No Church control of National Maternity Hospital

By Catherine Finnegan

Despite government assurances, the question of Catholic influence on the new National Maternity Hospital remains a valid concern. Recent events have revealed that the government are still engaging in talks with a private religious charity to run the hospital.

A movement was mobilised in 2017 to prevent the Sisters of Charity taking over the planned hospital and resulted in the nuns stepping down from the board of the St Vincent’s Hospital Group. However, the supposedly independent charitable body set up to take over the National Maternity Hospital, St Vincent’s Holding CLG, specifies in its constitution that it remains “true to its core values” of religious ethos.

Company law being exploited

This transfer provides some assurance that the Sisters of Charity will not be directly involved but in no way impedes the religious influence that was the cause of the protests to begin with. This tactical use of company law is not unlike that used by Debenhams Ireland, to avoid accountability and conceal the truth.
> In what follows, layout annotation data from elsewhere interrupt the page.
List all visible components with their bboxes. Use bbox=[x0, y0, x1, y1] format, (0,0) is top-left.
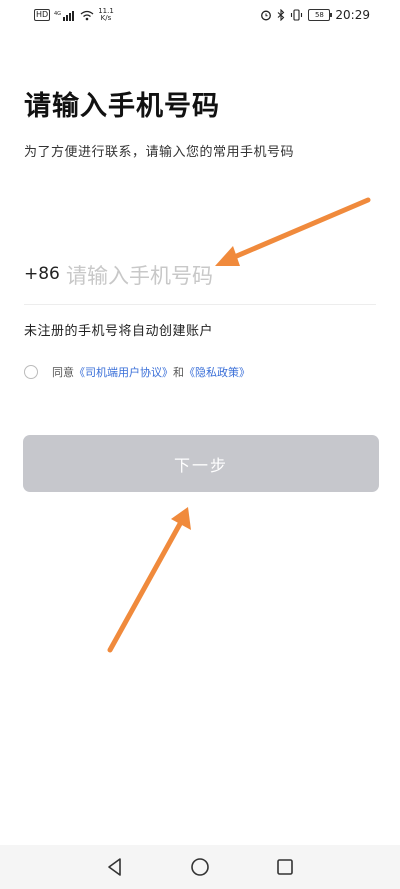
agree-checkbox[interactable] bbox=[24, 365, 38, 379]
agree-prefix: 同意 bbox=[52, 366, 74, 379]
agree-and: 和 bbox=[173, 366, 184, 379]
status-bar: HD 4G 11.1 K/s 58 20:29 bbox=[0, 0, 400, 30]
hd-badge: HD bbox=[34, 9, 51, 21]
battery-icon: 58 bbox=[308, 9, 333, 21]
phone-input-row: +86 bbox=[24, 254, 376, 305]
next-step-button[interactable]: 下一步 bbox=[23, 435, 379, 492]
cellular-signal-icon: 4G bbox=[54, 10, 75, 21]
auto-register-note: 未注册的手机号将自动创建账户 bbox=[24, 324, 214, 339]
clock: 20:29 bbox=[335, 8, 370, 22]
status-left: HD 4G 11.1 K/s bbox=[34, 8, 114, 22]
wifi-icon bbox=[80, 10, 94, 20]
agreement-row: 同意 《司机端用户协议》 和 《隐私政策》 bbox=[24, 364, 250, 380]
status-right: 58 20:29 bbox=[260, 8, 370, 22]
home-icon[interactable] bbox=[189, 856, 211, 878]
user-agreement-link[interactable]: 《司机端用户协议》 bbox=[74, 364, 173, 380]
page-subtitle: 为了方便进行联系，请输入您的常用手机号码 bbox=[24, 145, 295, 160]
system-nav-bar bbox=[0, 845, 400, 889]
privacy-policy-link[interactable]: 《隐私政策》 bbox=[184, 364, 250, 380]
phone-number-input[interactable] bbox=[66, 258, 366, 294]
network-speed: 11.1 K/s bbox=[98, 7, 114, 22]
alarm-icon bbox=[261, 10, 272, 21]
arrow-to-next-button bbox=[107, 507, 191, 653]
recents-icon[interactable] bbox=[274, 856, 296, 878]
page-title: 请输入手机号码 bbox=[24, 91, 220, 122]
bluetooth-icon bbox=[278, 9, 285, 21]
svg-text:4G: 4G bbox=[54, 11, 61, 17]
country-code[interactable]: +86 bbox=[24, 264, 60, 284]
vibrate-icon bbox=[291, 9, 303, 21]
back-icon[interactable] bbox=[104, 856, 126, 878]
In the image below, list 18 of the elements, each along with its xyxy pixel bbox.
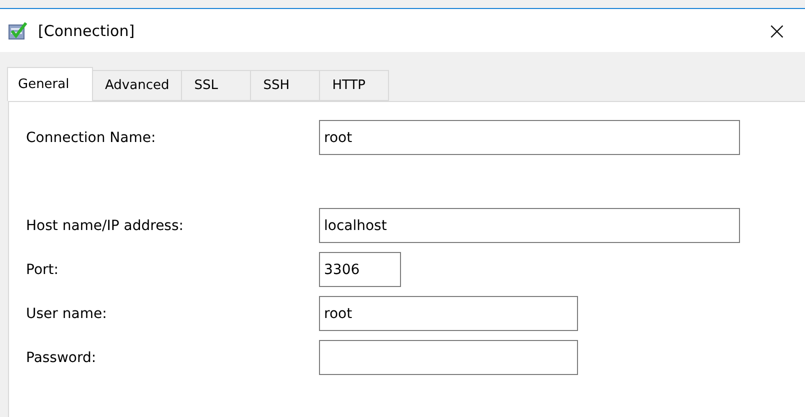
input-field[interactable]: localhost xyxy=(319,208,740,243)
field-label: Port: xyxy=(26,262,60,278)
field-label: User name: xyxy=(26,306,108,322)
input-field[interactable]: root xyxy=(319,296,578,331)
tab[interactable]: Advanced xyxy=(92,70,182,101)
field-label: Password: xyxy=(26,350,98,366)
window-title: [Connection] xyxy=(38,22,136,40)
field-label: Host name/IP address: xyxy=(26,218,184,234)
tab[interactable]: SSH xyxy=(250,70,320,101)
tab[interactable]: General xyxy=(7,67,93,101)
tab[interactable]: HTTP xyxy=(319,70,390,101)
close-button[interactable]: × xyxy=(760,18,793,42)
tab[interactable]: SSL xyxy=(181,70,252,101)
input-field[interactable] xyxy=(319,340,578,375)
input-field[interactable]: 3306 xyxy=(319,252,401,287)
field-label: Connection Name: xyxy=(26,130,157,146)
input-field[interactable]: root xyxy=(319,120,740,155)
checked-form-icon xyxy=(8,22,28,40)
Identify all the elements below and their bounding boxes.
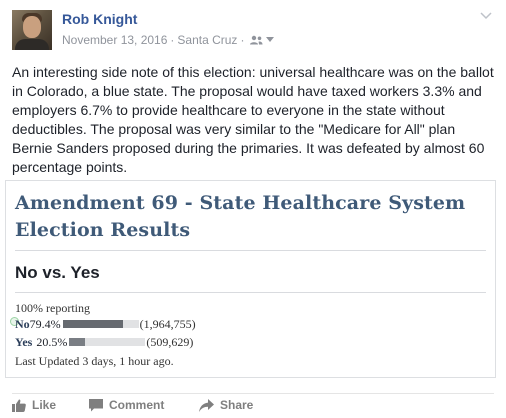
card-title: Amendment 69 - State Healthcare System E… (15, 192, 466, 241)
result-choice: No (15, 316, 30, 331)
result-percent: 79.4% (29, 316, 61, 331)
comment-label: Comment (109, 398, 165, 412)
post-actions: Like Comment Share (12, 393, 494, 414)
share-arrow-icon (199, 398, 214, 412)
author-name[interactable]: Rob Knight (62, 11, 137, 27)
meta-separator: · (170, 33, 175, 47)
election-results-card[interactable]: Amendment 69 - State Healthcare System E… (5, 180, 496, 378)
result-row-yes: Yes 20.5% (509,629) (15, 334, 193, 350)
friends-icon[interactable] (249, 35, 263, 45)
result-bar-fill (62, 320, 124, 328)
facebook-post: Rob Knight November 13, 2016 · Santa Cru… (0, 0, 506, 418)
comment-button[interactable]: Comment (89, 398, 164, 412)
post-date[interactable]: November 13, 2016 (62, 33, 167, 47)
card-divider (15, 250, 486, 251)
like-label: Like (32, 398, 57, 412)
post-body: An interesting side note of this electio… (12, 64, 494, 175)
comment-bubble-icon (89, 398, 103, 411)
result-votes: (509,629) (146, 334, 194, 349)
card-subtitle: No vs. Yes (15, 263, 100, 282)
chevron-down-icon[interactable] (480, 12, 492, 20)
result-choice: Yes (15, 334, 33, 349)
result-bar (62, 320, 139, 328)
result-bar-fill (69, 338, 85, 346)
share-button[interactable]: Share (199, 398, 253, 412)
result-votes: (1,964,755) (139, 316, 196, 331)
meta-separator: · (240, 33, 245, 47)
card-divider (15, 292, 486, 293)
like-button[interactable]: Like (12, 398, 56, 412)
avatar-face (23, 16, 41, 38)
post-header: Rob Knight November 13, 2016 · Santa Cru… (12, 10, 494, 50)
avatar[interactable] (12, 10, 52, 50)
result-percent: 20.5% (36, 334, 68, 349)
reporting-status: 100% reporting (15, 301, 90, 315)
avatar-shirt (15, 39, 49, 50)
result-bar (69, 338, 146, 346)
thumbs-up-icon (12, 399, 26, 412)
last-updated: Last Updated 3 days, 1 hour ago. (15, 354, 174, 368)
post-location[interactable]: Santa Cruz (177, 33, 237, 47)
share-label: Share (220, 398, 254, 412)
post-meta: November 13, 2016 · Santa Cruz · (62, 33, 275, 47)
result-row-no: No 79.4% (1,964,755) (15, 316, 196, 332)
caret-down-icon[interactable] (266, 37, 275, 43)
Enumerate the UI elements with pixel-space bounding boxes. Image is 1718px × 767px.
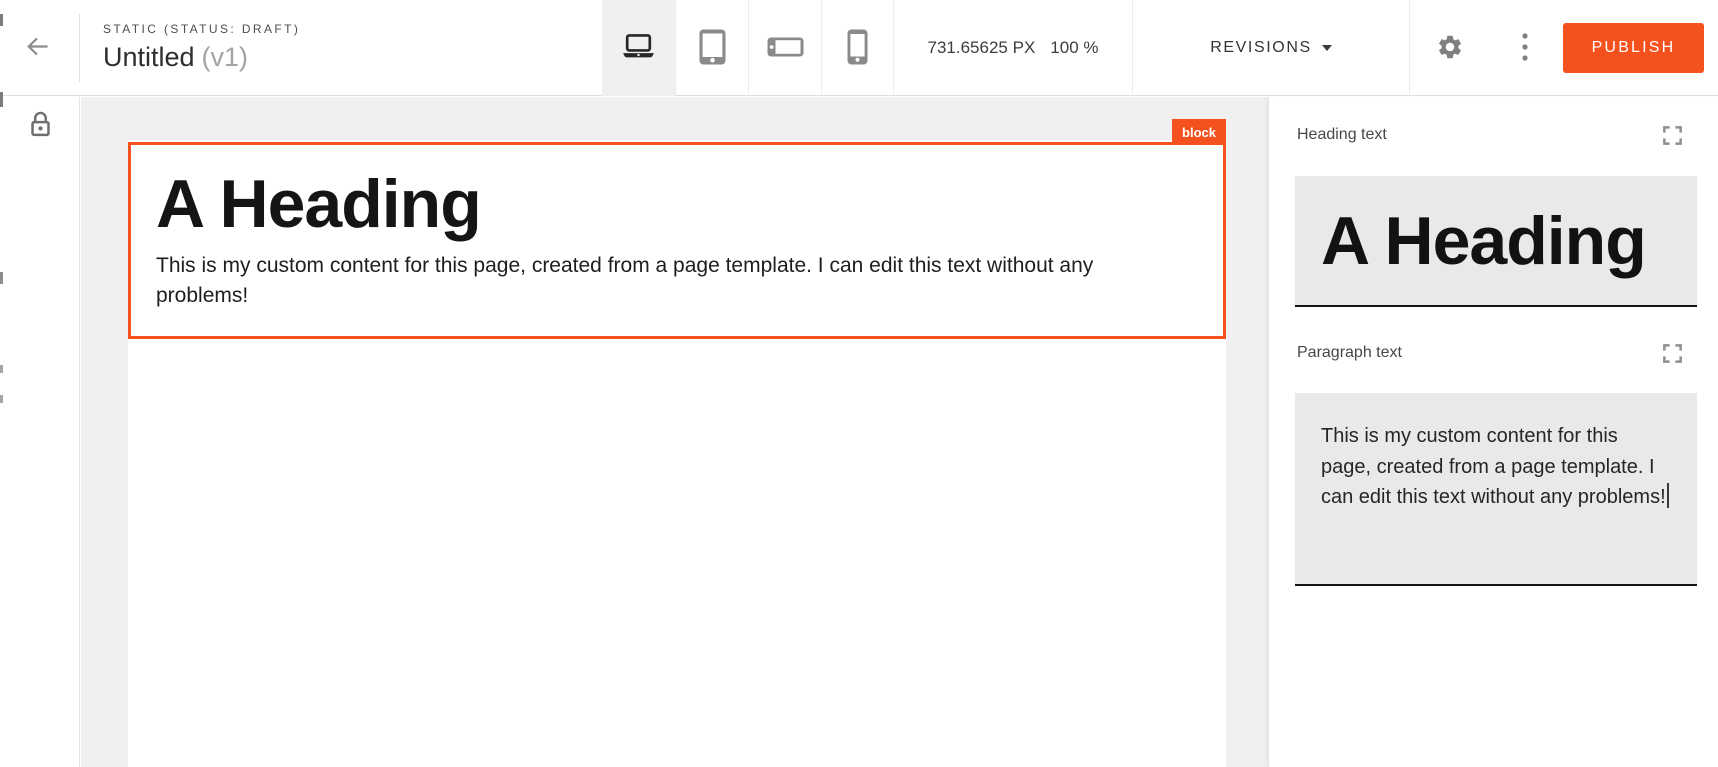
document-title-text: Untitled — [103, 42, 195, 72]
phone-portrait-icon — [847, 29, 868, 68]
document-status: STATIC (STATUS: DRAFT) — [103, 22, 300, 36]
device-tablet-button[interactable] — [675, 0, 748, 96]
lock-icon — [26, 109, 55, 145]
publish-button[interactable]: PUBLISH — [1563, 23, 1704, 73]
phone-landscape-icon — [767, 37, 804, 60]
device-mobile-landscape-button[interactable] — [748, 0, 821, 96]
device-desktop-button[interactable] — [602, 0, 675, 96]
expand-field-button[interactable] — [1659, 124, 1685, 150]
topbar: STATIC (STATUS: DRAFT) Untitled(v1) — [0, 0, 1718, 96]
screen-edge-artifact — [0, 14, 3, 26]
field-label-heading-text: Heading text — [1297, 126, 1387, 144]
screen-edge-artifact — [0, 395, 3, 403]
text-cursor — [1667, 483, 1669, 508]
laptop-icon — [620, 33, 657, 63]
expand-field-button[interactable] — [1659, 342, 1685, 368]
kebab-menu-icon — [1521, 32, 1529, 65]
chevron-down-icon — [1322, 45, 1332, 51]
screen-edge-artifact — [0, 365, 3, 373]
revisions-dropdown[interactable]: REVISIONS — [1133, 0, 1410, 96]
viewport-width-value: 731.65625 PX — [928, 38, 1036, 58]
arrow-left-icon — [24, 33, 51, 63]
revisions-label: REVISIONS — [1210, 39, 1312, 57]
tablet-icon — [699, 29, 726, 68]
more-options-button[interactable] — [1503, 26, 1547, 70]
viewport-info: 731.65625 PX 100 % — [894, 0, 1133, 96]
screen-edge-artifact — [0, 272, 3, 284]
field-label-paragraph-text: Paragraph text — [1297, 344, 1402, 362]
preview-page[interactable]: block A Heading This is my custom conten… — [128, 140, 1226, 767]
selected-block-outline[interactable]: block A Heading This is my custom conten… — [128, 142, 1226, 339]
block-edit-sidebar: Heading text A Heading Paragraph text Th… — [1268, 97, 1718, 767]
settings-button[interactable] — [1428, 26, 1472, 70]
zoom-level-value: 100 % — [1050, 38, 1098, 58]
screen-edge-artifact — [0, 92, 3, 107]
heading-text-field[interactable]: A Heading — [1295, 176, 1697, 307]
left-rail — [0, 97, 80, 767]
paragraph-text-field[interactable]: This is my custom content for this page,… — [1295, 393, 1697, 586]
gear-icon — [1436, 33, 1464, 64]
fullscreen-icon — [1661, 342, 1684, 368]
back-button[interactable] — [13, 24, 61, 72]
paragraph-field-value: This is my custom content for this page,… — [1321, 425, 1666, 508]
page-heading[interactable]: A Heading — [156, 167, 1223, 241]
device-mobile-portrait-button[interactable] — [821, 0, 894, 96]
fullscreen-icon — [1661, 124, 1684, 150]
heading-field-value: A Heading — [1295, 202, 1646, 280]
document-version: (v1) — [202, 42, 249, 72]
lock-button[interactable] — [25, 110, 55, 144]
visual-editor: STATIC (STATUS: DRAFT) Untitled(v1) — [0, 0, 1718, 767]
preview-canvas: block A Heading This is my custom conten… — [81, 97, 1268, 767]
block-tag[interactable]: block — [1172, 119, 1226, 145]
topbar-divider — [79, 14, 80, 82]
document-info: STATIC (STATUS: DRAFT) Untitled(v1) — [103, 22, 300, 73]
document-title: Untitled(v1) — [103, 42, 300, 73]
page-paragraph[interactable]: This is my custom content for this page,… — [156, 251, 1141, 311]
device-preview-switcher — [602, 0, 894, 96]
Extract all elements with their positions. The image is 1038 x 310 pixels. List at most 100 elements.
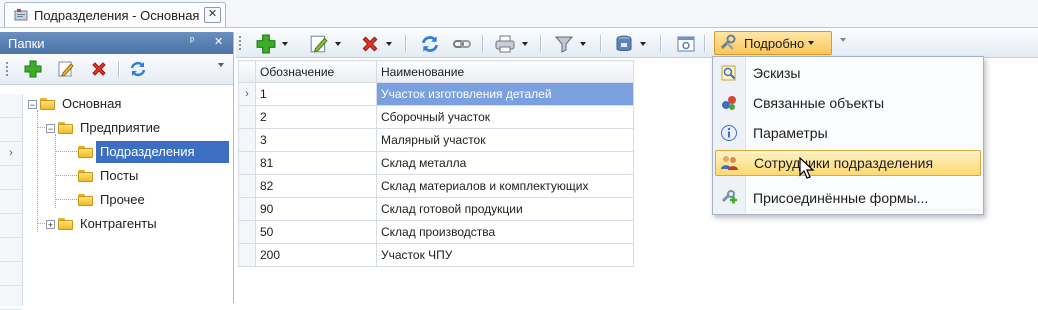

Hospitals owned by religious institutions like the Sisters of Charity do not provide healthcare which is contrary to their Catholic ethos. This includes abortions, vasectomies, IVF, intentional sterilisation and even contraception. The decisive victory of Repeal was a clear call from the people of Ireland for abortion rights without restrictions and hospitals denying people these services flies in the face of the referendum and the clear aspiration and demand for for separation of Church and State.

A history of abuse

The abuse experienced by so many women, children and working-class people at the hands of the Church throughout the history of the Irish State should be a lesson to us all. Every effort must be made to avoid vesting power in these institutions, but the government has shown time and again that it is not willing to learn from the mistakes of history.

As the current plans stand, the site will be owned by St Vincent’s and rented back to the State. This absurd arrangement, allowing a charitable body to become a landlord to the State for nearly 100 years, highlights the nature of the neoliberal system that this government perpetuates. Outsourcing and privatisation of essential services like healthcare allows for other interests, whether profit or religion, to interfere with the provision of services based on needs.  

We pay, we own”

The building costs alone are already estimated at €500 million, to be footed by the Irish taxpayer. The Campaign Against Church Ownership of Women’s Healthcare put it well when they said “if we pay, we own”.

We must once again act with “Repeal-style pressure” to ensure that the National Maternity Hospital is brought into public ownership and control, along with all private hospitals in the state. This should be linked to the creation of a democratically run, one-tier, public, and secular healthcare system that is free at the point of use. This is the only way to ensure that pregnant people get the healthcare they need, free from religious control or influence.